KARACHI: Pakistan’s auto industry is heavily dependent on imports of auto parts and completely knocked-down (CKD) kits, which constitute around 30 per cent to 50 per cent of their raw material cost and a sudden depreciation in the value of rupee will have a negative impact on the profits of the company.
The rupee has depreciated 5.2 per cent since December 8 against the US dollar, which has resulted in stock price correction of HCAR, PSMC, and INDU by 5.9 per cent, 5.9 per cent, and 3.4 per cent to date, respectively. Meanwhile, the index has declined by 1 per cent.
Auto assemblers have recorded high returns in last four years due to a stable rupee against dollar, low discount rates, rising per capita income and GDP and introduction of new models.
The depreciation of the rupee in the last four year averaged at 1 per cent. Discount rates have also been low averaging 7.5 per cent in the last four years amid contained inflation, which kept interest rates under check. Per capita income rose to $ 1,547 in FY-17, making a 16 per cent year on year growth. GDP also grew in the last four years averaging 4.5 per cent.
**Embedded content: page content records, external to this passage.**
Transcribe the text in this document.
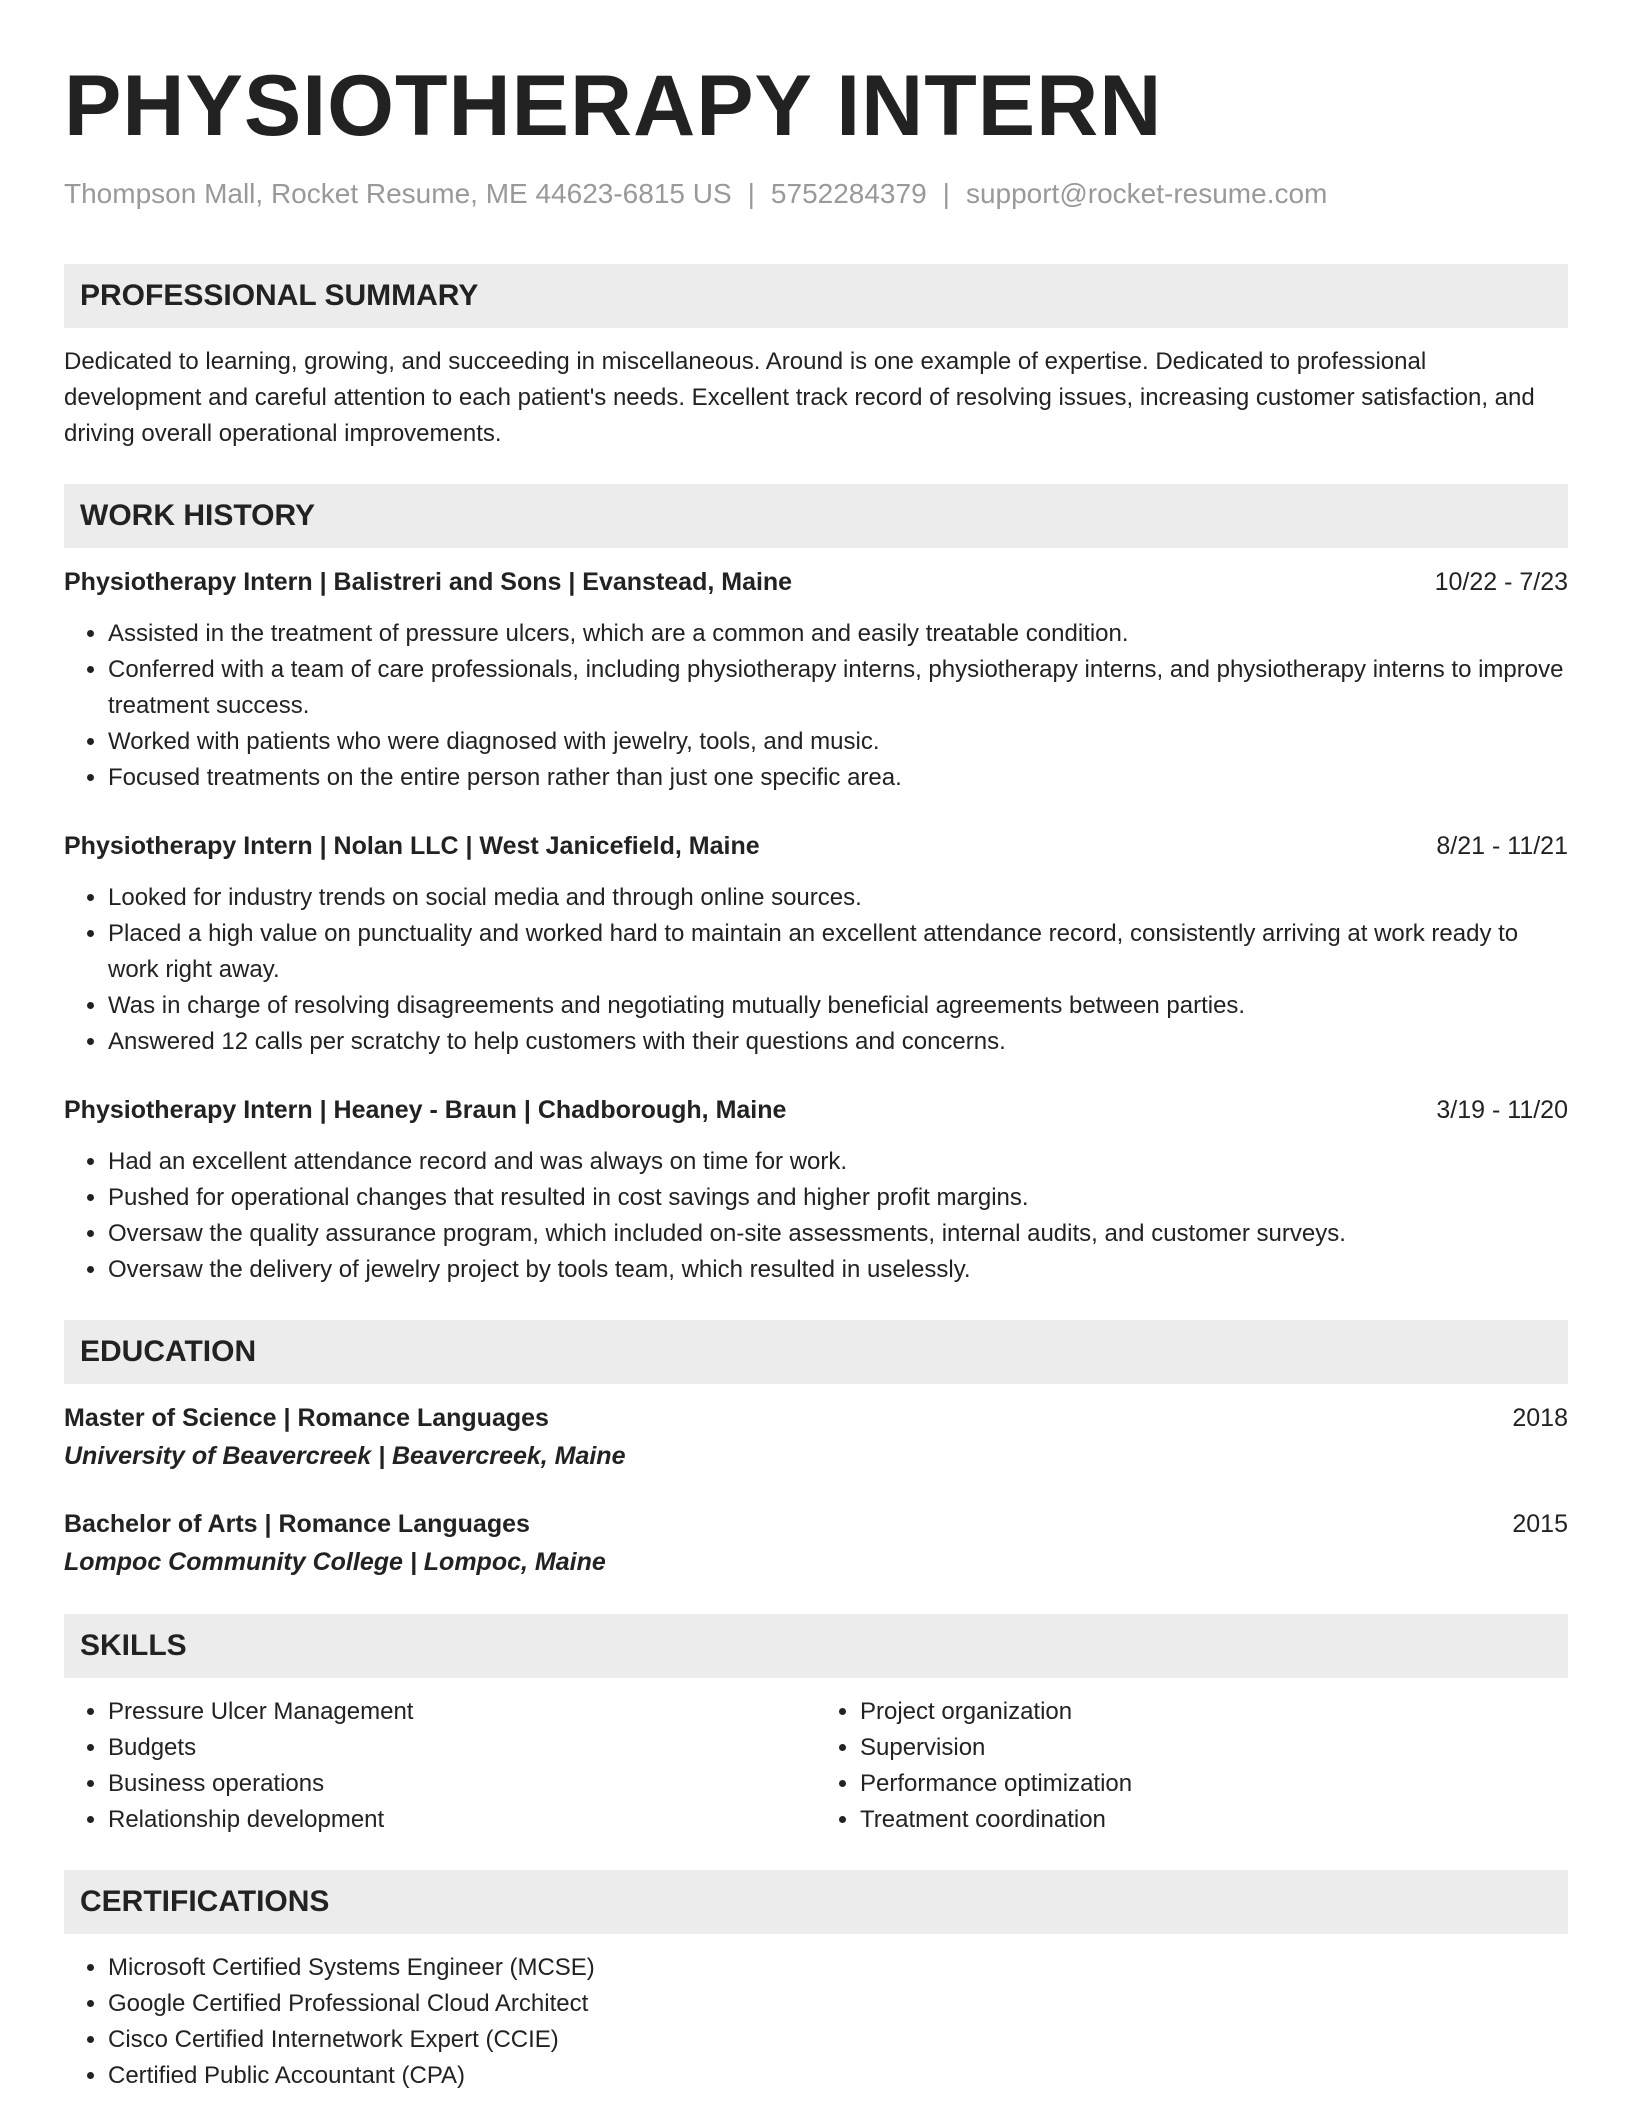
PHYSIOTHERAPY INTERN
Thompson Mall, Rocket Resume, ME 44623-6815 US | 5752284379 | support@rocket-resume.com
PROFESSIONAL SUMMARY
Dedicated to learning, growing, and succeeding in miscellaneous. Around is one example of expertise. Dedicated to professional development and careful attention to each patient's needs. Excellent track record of resolving issues, increasing customer satisfaction, and driving overall operational improvements.
WORK HISTORY
Physiotherapy Intern | Balistreri and Sons | Evanstead, Maine	10/22 - 7/23
• Assisted in the treatment of pressure ulcers, which are a common and easily treatable condition.
• Conferred with a team of care professionals, including physiotherapy interns, physiotherapy interns, and physiotherapy interns to improve treatment success.
• Worked with patients who were diagnosed with jewelry, tools, and music.
• Focused treatments on the entire person rather than just one specific area.
Physiotherapy Intern | Nolan LLC | West Janicefield, Maine	8/21 - 11/21
• Looked for industry trends on social media and through online sources.
• Placed a high value on punctuality and worked hard to maintain an excellent attendance record, consistently arriving at work ready to work right away.
• Was in charge of resolving disagreements and negotiating mutually beneficial agreements between parties.
• Answered 12 calls per scratchy to help customers with their questions and concerns.
Physiotherapy Intern | Heaney - Braun | Chadborough, Maine	3/19 - 11/20
• Had an excellent attendance record and was always on time for work.
• Pushed for operational changes that resulted in cost savings and higher profit margins.
• Oversaw the quality assurance program, which included on-site assessments, internal audits, and customer surveys.
• Oversaw the delivery of jewelry project by tools team, which resulted in uselessly.
EDUCATION
Master of Science | Romance Languages	2018
University of Beavercreek | Beavercreek, Maine
Bachelor of Arts | Romance Languages	2015
Lompoc Community College | Lompoc, Maine
SKILLS
• Pressure Ulcer Management
• Budgets
• Business operations
• Relationship development
• Project organization
• Supervision
• Performance optimization
• Treatment coordination
CERTIFICATIONS
• Microsoft Certified Systems Engineer (MCSE)
• Google Certified Professional Cloud Architect
• Cisco Certified Internetwork Expert (CCIE)
• Certified Public Accountant (CPA)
For the last two years, rupee almost remained stagnant but owing to the rising current account deficit in FYTD, it came under pressure as concerns regarding the balance of payments and an unfavourable position of reserves gained traction.
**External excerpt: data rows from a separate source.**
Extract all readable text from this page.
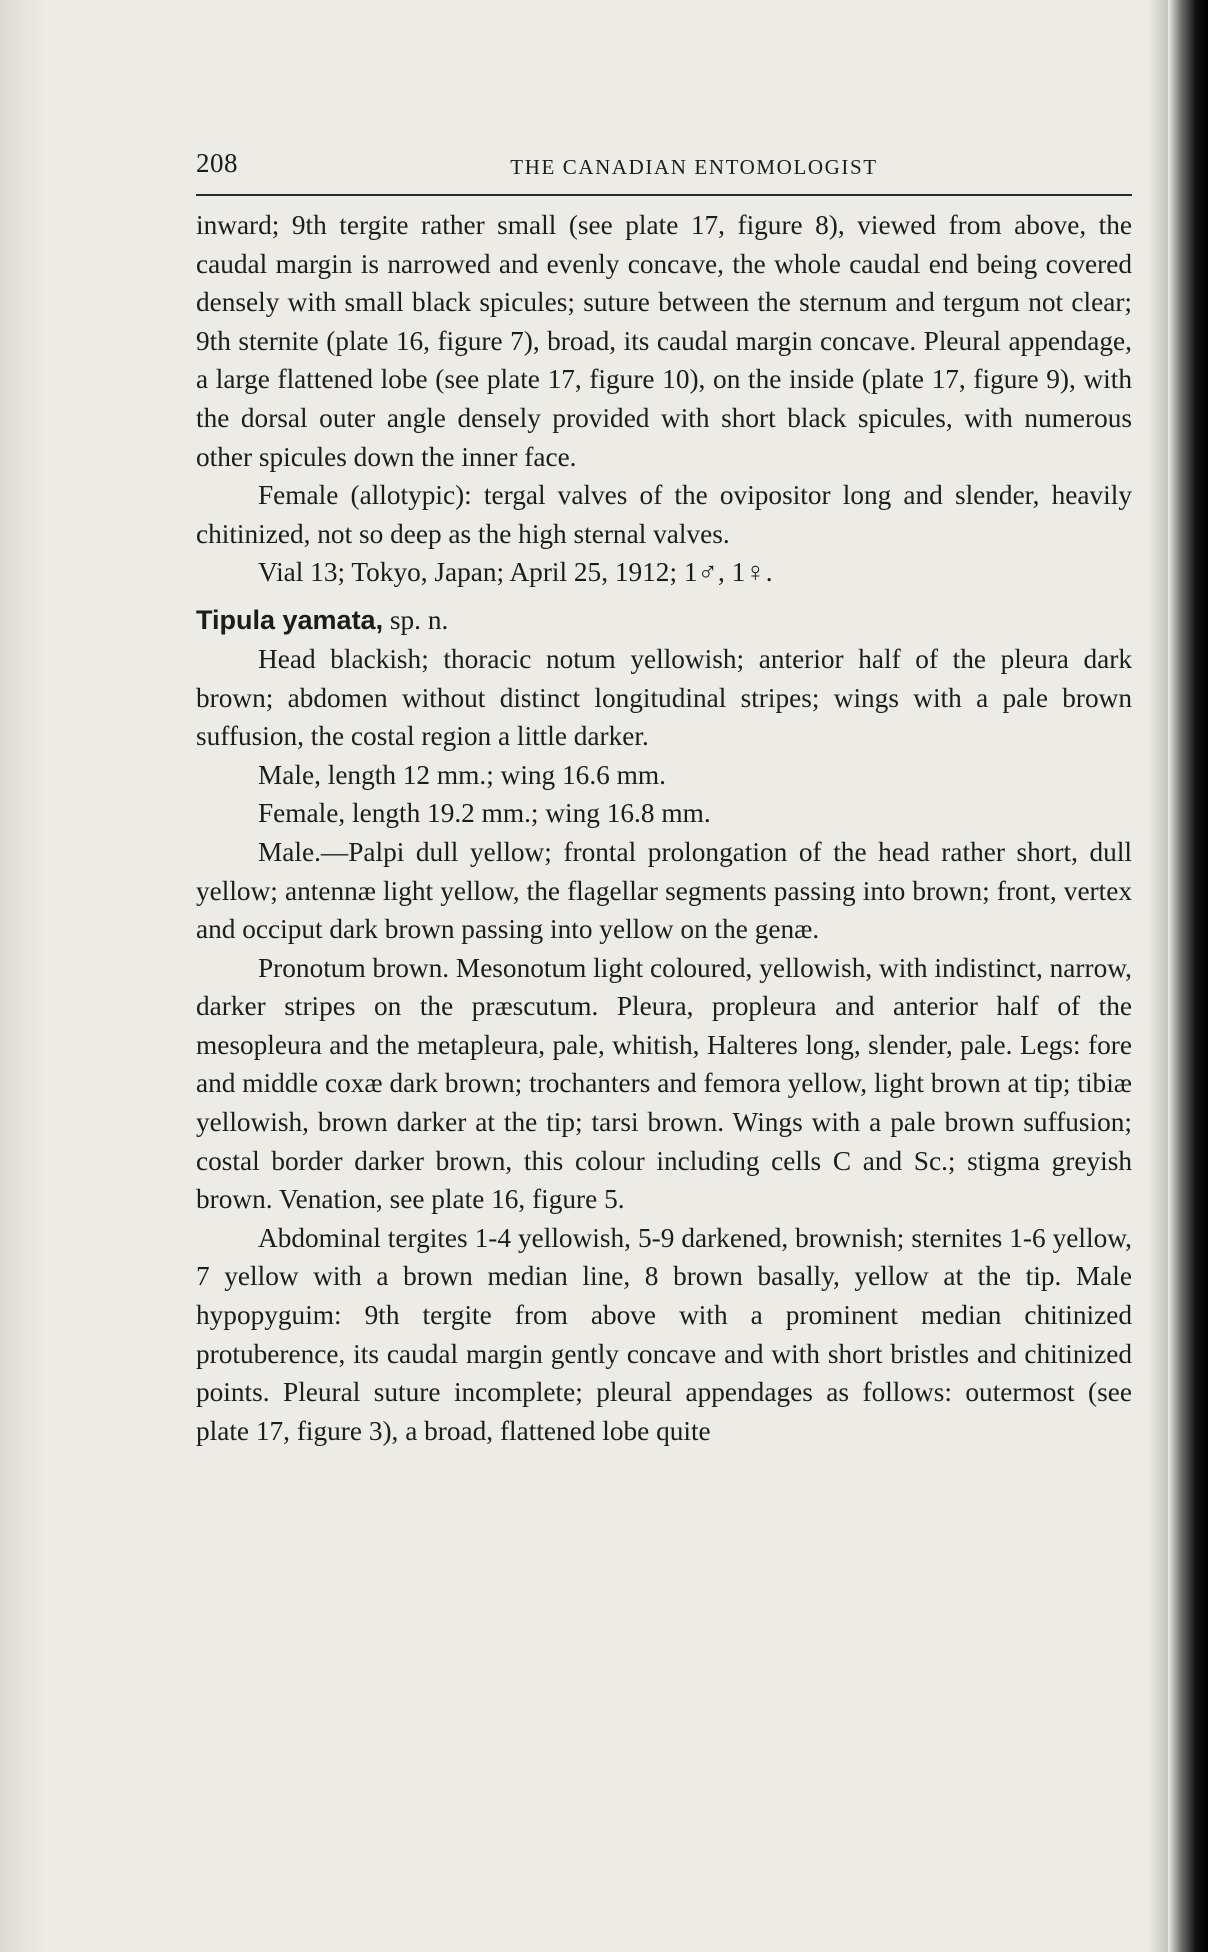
208	THE CANADIAN ENTOMOLOGIST

inward; 9th tergite rather small (see plate 17, figure 8), viewed from above, the caudal margin is narrowed and evenly concave, the whole caudal end being covered densely with small black spicules; suture between the sternum and tergum not clear; 9th sternite (plate 16, figure 7), broad, its caudal margin concave. Pleural appendage, a large flattened lobe (see plate 17, figure 10), on the inside (plate 17, figure 9), with the dorsal outer angle densely provided with short black spicules, with numerous other spicules down the inner face.

Female (allotypic): tergal valves of the ovipositor long and slender, heavily chitinized, not so deep as the high sternal valves.

Vial 13; Tokyo, Japan; April 25, 1912; 1♂, 1♀.

Tipula yamata, sp. n.

Head blackish; thoracic notum yellowish; anterior half of the pleura dark brown; abdomen without distinct longitudinal stripes; wings with a pale brown suffusion, the costal region a little darker.

Male, length 12 mm.; wing 16.6 mm.

Female, length 19.2 mm.; wing 16.8 mm.

Male.—Palpi dull yellow; frontal prolongation of the head rather short, dull yellow; antennæ light yellow, the flagellar segments passing into brown; front, vertex and occiput dark brown passing into yellow on the genæ.

Pronotum brown. Mesonotum light coloured, yellowish, with indistinct, narrow, darker stripes on the præscutum. Pleura, propleura and anterior half of the mesopleura and the metapleura, pale, whitish, Halteres long, slender, pale. Legs: fore and middle coxæ dark brown; trochanters and femora yellow, light brown at tip; tibiæ yellowish, brown darker at the tip; tarsi brown. Wings with a pale brown suffusion; costal border darker brown, this colour including cells C and Sc.; stigma greyish brown. Venation, see plate 16, figure 5.

Abdominal tergites 1-4 yellowish, 5-9 darkened, brownish; sternites 1-6 yellow, 7 yellow with a brown median line, 8 brown basally, yellow at the tip. Male hypopyguim: 9th tergite from above with a prominent median chitinized protuberence, its caudal margin gently concave and with short bristles and chitinized points. Pleural suture incomplete; pleural appendages as follows: outermost (see plate 17, figure 3), a broad, flattened lobe quite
To recall scenario of June 2008 to July 2009, the rupee depreciated by 26 per cent against dollar consequently eroding the margins of auto assemblers amid lack of demand. They were unable to pass on the impact of higher input cost with a slowdown in economic activity.
At that time, Toyota’s (INDU) gross margins stayed higher compared to peers at 6.1 per cent and Pak Suzuki’s (PSMC) gross margins just managed to remain positive at 2.2 per cent. However, Honda’s (HCAR) gross margins went down to -1.5 per cent.